In [None]:
import pandas as pd
import dateutil
import warnings
import re
from nltk.sentiment.vader import SentimentIntensityAnalyzer as SIA

pd.set_option('display.max_colwidth', 1000)
warnings.filterwarnings('ignore')

from nltk.downloader import download as nltkDownload
nltkDownload('vader_lexicon')

In [None]:
dataset_df = pd.read_csv('../data/chatgpt_daily_tweets.csv')
dataset_en_df = dataset_df[dataset_df['lang'] == 'en']
dataset_en_df

In [None]:
def clean_data(dataset_df: pd.DataFrame) -> pd.DataFrame:
    try:
        data = dataset_df.copy()
        # Convert the 'date' column to datetime format and remove the timezone information
        data['tweet_created'] = data['tweet_created'].apply(lambda x: dateutil.parser.parse(x))
        data['tweet_created'] = pd.to_datetime(data['tweet_created']).dt.tz_localize(None)

        # data['tweet_extracted'] = data['tweet_extracted'].apply(lambda x: dateutil.parser.parse(x))
        # data['tweet_extracted'] = pd.to_datetime(data['tweet_extracted']).dt.tz_localize(None)

        # Text cleaning
        data['text'] = data['text'].str.lower()

        # Remove twitter handlers
        data['text'] = data['text'].apply(lambda x:re.sub('@[^\s]+','',x))

        # Remove hashtags
        data['text'] = data['text'].apply(lambda x:re.sub(r'\B#\S+','',x))

        # Remove URLS
        data['text'] = data['text'].apply(lambda x:re.sub(r"http\S+", "", x))

        # Remove all the special characters
        data['text'] = data['text'].apply(lambda x:' '.join(re.findall(r'\w+', x)))

        # Remove all single characters
        data['text'] = data['text'].apply(lambda x:re.sub(r'\s+[a-zA-Z]\s+', '', x))

        # Substituting multiple spaces with single space
        data['text'] = data['text'].apply(lambda x:re.sub(r'\s+', ' ', x, flags=re.I))

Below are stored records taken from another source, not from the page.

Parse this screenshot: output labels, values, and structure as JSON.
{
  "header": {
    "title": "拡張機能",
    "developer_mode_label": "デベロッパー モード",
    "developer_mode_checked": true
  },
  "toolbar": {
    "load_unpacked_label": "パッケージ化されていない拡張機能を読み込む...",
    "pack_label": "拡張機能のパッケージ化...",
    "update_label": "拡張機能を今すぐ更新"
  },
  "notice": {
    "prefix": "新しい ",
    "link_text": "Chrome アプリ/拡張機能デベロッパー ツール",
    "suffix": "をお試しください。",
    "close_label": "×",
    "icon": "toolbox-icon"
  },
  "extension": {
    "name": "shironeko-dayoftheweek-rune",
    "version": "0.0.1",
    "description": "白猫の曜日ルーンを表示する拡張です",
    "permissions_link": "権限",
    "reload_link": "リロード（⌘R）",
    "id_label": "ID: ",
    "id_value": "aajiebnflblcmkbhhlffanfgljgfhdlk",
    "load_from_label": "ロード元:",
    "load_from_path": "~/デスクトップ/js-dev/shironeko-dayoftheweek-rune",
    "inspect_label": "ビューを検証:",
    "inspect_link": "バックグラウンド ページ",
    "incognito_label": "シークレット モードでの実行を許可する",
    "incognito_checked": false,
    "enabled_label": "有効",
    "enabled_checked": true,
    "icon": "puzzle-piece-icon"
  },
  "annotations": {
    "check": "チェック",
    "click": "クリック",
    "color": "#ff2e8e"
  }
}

        data = data.rename(columns={
            'text': 'original_tweet',
            'tweet_created': 'datetime'
        })

        return data
    except ... as e:
        # Catch all errors
        print(f'Caught Error: {e}')


In [None]:
data = clean_data(dataset_df)
data.head()

In [None]:
def label_sentiment(x:float):
    if x < -0.05 : return 'negative'
    if x > 0.35 : return 'positive'
    return 'neutral'

In [None]:
def perform_feature_engineering(data: pd.DataFrame) -> pd.DataFrame:
    # Sentiment intensity analyzer
    sia = SIA()
    data['sentiment'] = [sia.polarity_scores(x)['compound'] for x in data['original_tweet']]
    data['overall_sentiment'] = data['sentiment'].apply(label_sentiment)

    # Feature extraction from tweet text
    data['words'] = data['original_tweet'].apply(lambda x:re.findall(r'\w+', x ))
    data['words_count'] = data['words'].apply(len)
    data['sentence_length'] = data['original_tweet'].apply(len)
    data['hour'] = data['datetime'].apply(lambda x: x.hour)
    data['date'] = data['datetime'].apply(lambda x: x.date())
    data['month'] = data['datetime'].apply(lambda x: x.month)
    data['year'] = data['datetime'].apply(lambda x: x.year)

    return data
    

In [None]:
data_with_features = perform_feature_engineering(data)
data_with_features.head()